Rapson, the transfer was based upon an unconstitutional statute which was “‘wholly

void . . . from the date it was enacted.’” Unlike the errors in Banks and Rapson, the

error here did not flow from the transfer itself and was not based on a legally erroneous

ground or an unconstitutional, void statute. Accordingly, we find no merit to the

Hartrys’ contention that this case is identical to Banks and Rapson. We note further

that neither Hartry, 307 Ga. 566, nor Hartry II vacated the consent order that

transferred venue to Spalding County.

      In sum, we conclude that there is no provision in Georgia law authorizing a trial

court to change venue under the circumstances presented here. To find otherwise

would permit transferee courts to revisit the transfer decisions of its counterparts,

sending litigants into a vicious cycle of venue transfers.
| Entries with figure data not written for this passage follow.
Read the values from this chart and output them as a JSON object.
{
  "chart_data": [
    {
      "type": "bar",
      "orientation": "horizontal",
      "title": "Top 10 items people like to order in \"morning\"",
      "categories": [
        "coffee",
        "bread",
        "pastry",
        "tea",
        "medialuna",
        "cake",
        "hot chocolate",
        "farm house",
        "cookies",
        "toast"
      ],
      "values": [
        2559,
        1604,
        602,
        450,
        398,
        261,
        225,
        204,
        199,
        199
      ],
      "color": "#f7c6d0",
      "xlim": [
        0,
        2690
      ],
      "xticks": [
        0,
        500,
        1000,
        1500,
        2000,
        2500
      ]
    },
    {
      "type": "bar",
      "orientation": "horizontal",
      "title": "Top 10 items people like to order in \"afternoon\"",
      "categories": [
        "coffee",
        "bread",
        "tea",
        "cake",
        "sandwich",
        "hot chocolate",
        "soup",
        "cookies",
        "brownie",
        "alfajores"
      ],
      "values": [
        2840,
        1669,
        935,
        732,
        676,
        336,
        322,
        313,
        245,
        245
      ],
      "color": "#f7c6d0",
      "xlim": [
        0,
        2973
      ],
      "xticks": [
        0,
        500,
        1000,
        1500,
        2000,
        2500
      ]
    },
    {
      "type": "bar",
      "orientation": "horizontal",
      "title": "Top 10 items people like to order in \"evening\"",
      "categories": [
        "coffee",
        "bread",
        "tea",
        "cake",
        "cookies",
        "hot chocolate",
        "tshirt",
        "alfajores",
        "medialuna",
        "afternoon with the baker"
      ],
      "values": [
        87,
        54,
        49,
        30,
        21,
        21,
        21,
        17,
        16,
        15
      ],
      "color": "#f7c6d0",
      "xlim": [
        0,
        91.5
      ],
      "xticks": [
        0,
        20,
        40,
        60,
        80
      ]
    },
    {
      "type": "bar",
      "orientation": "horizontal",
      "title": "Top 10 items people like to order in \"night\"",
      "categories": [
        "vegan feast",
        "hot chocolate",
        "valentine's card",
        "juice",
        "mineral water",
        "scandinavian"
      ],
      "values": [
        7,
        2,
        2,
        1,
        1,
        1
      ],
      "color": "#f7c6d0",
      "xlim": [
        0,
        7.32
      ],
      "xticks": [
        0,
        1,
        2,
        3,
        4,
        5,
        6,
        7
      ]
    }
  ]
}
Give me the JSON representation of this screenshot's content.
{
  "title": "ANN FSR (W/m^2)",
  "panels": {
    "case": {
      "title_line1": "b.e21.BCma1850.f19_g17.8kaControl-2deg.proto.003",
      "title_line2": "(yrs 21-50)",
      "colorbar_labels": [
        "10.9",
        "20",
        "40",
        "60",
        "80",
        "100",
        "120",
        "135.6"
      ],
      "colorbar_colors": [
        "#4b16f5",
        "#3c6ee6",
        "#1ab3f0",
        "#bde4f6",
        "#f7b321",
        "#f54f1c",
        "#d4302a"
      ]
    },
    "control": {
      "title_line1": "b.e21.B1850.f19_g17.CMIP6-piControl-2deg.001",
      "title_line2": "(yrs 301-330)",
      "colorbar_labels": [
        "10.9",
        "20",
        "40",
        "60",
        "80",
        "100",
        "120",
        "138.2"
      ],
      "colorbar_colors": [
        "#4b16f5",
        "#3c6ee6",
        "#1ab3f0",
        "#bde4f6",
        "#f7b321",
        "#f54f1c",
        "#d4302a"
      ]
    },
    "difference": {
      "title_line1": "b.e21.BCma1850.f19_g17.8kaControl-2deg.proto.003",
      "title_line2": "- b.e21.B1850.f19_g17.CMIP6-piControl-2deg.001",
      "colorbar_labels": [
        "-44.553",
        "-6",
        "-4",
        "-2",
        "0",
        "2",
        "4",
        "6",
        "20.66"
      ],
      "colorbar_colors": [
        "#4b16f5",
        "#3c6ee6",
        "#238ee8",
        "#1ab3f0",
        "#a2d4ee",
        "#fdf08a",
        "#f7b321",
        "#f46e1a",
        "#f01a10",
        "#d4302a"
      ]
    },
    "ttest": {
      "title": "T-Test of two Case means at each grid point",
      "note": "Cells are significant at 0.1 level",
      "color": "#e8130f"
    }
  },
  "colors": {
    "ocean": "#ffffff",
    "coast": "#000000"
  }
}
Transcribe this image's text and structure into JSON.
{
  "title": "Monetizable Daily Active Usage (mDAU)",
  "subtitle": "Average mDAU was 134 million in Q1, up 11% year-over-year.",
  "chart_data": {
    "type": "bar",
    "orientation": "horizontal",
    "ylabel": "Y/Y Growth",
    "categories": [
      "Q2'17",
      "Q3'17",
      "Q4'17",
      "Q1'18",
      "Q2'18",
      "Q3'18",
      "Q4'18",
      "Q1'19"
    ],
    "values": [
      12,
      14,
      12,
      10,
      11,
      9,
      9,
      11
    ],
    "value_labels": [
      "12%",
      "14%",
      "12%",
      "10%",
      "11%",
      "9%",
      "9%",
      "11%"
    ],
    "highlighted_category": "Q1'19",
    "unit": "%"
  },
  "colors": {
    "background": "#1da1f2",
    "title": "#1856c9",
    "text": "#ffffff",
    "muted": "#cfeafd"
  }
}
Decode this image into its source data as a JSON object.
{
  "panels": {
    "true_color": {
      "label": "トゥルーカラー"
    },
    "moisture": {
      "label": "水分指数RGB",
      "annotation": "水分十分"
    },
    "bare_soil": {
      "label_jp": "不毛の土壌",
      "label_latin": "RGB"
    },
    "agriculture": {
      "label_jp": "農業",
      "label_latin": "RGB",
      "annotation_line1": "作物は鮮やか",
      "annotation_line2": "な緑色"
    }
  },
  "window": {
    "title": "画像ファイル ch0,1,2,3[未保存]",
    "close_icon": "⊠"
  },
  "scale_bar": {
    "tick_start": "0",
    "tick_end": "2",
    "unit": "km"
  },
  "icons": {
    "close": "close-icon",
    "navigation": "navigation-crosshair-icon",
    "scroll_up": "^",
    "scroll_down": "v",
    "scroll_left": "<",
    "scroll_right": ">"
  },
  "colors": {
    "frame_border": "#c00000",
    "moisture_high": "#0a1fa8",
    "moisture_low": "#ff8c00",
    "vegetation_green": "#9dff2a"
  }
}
As a sister court wisely noted

in a somewhat similar case, “[i]t would be as unproductive as it would be unseemly for

courts to engage in an interminable ping-pong match, transferring and retransferring

cases between them.” Spinnell v. Doris L. Sassower, P.C., 589 N.Y.S.2d 230, 235-236

(III) (N.Y. City Civ. Ct. 1992). Accordingly, we reverse the trial court’s order

transferring this case from Spalding County to Clayton County.

      Judgment reversed. Doyle, P. J., and Reese, P. J., concur.